Saskaya’s people blunted the initial attack, at great cost to their tribe.

Mysec leadership filled the vacuum while I was incapacitated. Raina’s medical training bought time to heal Lorcan, while she and King Myseci coordinated a defense that contained the invaders long enough for him to awaken and physically recover. She and Saskaya saved my life, too.

The Mountain Folk kept the northern end of the island from becoming a second beachhead for the Skía, driving them away from the only other access point.

Ansi knowledge of Oceanside’s terrain enabled our fighters to get close enough to the Skía and their army of pirates, blunting the impact of their technical superiority. Dirt bikes are faster than horses. Guns are deadlier than swords and spears, but if they couldn’t see us, they couldn’t shoot us.

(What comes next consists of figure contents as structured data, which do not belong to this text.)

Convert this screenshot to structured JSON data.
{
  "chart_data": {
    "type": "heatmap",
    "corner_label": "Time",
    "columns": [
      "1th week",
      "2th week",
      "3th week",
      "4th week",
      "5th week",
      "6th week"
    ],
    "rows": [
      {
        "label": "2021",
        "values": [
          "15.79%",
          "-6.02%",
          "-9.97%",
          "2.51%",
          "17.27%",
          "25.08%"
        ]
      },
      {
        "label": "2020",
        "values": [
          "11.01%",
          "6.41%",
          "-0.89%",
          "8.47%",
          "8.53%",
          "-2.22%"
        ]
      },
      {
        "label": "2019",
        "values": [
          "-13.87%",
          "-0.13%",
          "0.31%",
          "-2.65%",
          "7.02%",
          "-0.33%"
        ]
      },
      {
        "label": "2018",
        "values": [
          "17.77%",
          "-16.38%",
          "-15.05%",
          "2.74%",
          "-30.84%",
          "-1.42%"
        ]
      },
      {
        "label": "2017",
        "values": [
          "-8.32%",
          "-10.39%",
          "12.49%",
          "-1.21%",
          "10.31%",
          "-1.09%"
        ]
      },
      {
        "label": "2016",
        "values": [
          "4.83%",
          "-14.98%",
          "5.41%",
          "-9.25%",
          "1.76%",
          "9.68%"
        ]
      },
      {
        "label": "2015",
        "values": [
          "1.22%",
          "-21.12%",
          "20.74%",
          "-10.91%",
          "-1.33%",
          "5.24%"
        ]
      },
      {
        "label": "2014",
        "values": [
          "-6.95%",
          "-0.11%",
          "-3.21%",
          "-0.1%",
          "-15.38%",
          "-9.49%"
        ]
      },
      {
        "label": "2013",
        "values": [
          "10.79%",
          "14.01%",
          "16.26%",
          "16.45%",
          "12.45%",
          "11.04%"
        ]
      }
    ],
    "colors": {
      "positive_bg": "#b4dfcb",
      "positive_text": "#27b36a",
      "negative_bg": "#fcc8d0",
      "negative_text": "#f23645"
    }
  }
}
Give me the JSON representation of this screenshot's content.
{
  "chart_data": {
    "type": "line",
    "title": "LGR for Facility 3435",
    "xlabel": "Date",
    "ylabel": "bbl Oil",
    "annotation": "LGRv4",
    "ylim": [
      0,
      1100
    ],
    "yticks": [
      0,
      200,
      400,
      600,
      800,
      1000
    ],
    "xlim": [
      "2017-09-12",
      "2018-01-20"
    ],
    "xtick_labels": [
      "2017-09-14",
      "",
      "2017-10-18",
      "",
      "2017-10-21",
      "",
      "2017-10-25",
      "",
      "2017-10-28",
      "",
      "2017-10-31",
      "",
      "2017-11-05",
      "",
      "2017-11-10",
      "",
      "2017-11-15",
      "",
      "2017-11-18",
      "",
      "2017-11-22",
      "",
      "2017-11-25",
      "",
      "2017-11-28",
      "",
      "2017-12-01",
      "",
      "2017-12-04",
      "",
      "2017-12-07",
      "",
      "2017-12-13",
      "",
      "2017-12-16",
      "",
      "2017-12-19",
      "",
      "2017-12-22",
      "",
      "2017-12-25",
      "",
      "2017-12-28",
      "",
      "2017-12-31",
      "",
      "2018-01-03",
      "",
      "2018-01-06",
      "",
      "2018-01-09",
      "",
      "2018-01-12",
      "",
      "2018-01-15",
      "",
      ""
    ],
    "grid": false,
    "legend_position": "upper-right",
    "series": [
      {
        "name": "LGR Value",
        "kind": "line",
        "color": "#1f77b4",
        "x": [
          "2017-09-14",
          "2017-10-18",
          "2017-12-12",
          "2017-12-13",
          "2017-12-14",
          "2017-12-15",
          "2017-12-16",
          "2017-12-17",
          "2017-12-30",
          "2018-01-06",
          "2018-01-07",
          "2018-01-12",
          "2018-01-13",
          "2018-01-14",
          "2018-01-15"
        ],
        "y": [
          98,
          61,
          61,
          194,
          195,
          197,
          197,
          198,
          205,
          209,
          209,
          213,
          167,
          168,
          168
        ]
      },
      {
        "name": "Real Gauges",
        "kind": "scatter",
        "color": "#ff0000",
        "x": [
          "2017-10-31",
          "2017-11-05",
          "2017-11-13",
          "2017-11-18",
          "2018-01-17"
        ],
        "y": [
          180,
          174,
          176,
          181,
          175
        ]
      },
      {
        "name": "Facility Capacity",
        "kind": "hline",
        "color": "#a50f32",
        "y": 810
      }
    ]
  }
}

Once we stole enough of their technology to turn the tide, thanks to Lorcan’s daring raids on enemy encampments, our fighters pushed the pirates down the peninsula and back out to sea. The Skía slunk into the shadows once again.

Now, it’s my job to hold this alliance together, ensuring my country is not perceived as a weak mark ripe for opportunists to pluck. To find ways for everyone to prosper. To mend what was broken in the fighting.

I thought about the application for international assistance sitting partially completed in my pack. About the electronic applications for aid I submitted while I was on bed rest and bored, or in Tenáho. A handful of rejections have trickled in.

Outside influences can help, if we use them wisely, but ultimately it was us, working together, that carried the day. Dependence upon foreigners is not the way.

We have everything we need right here.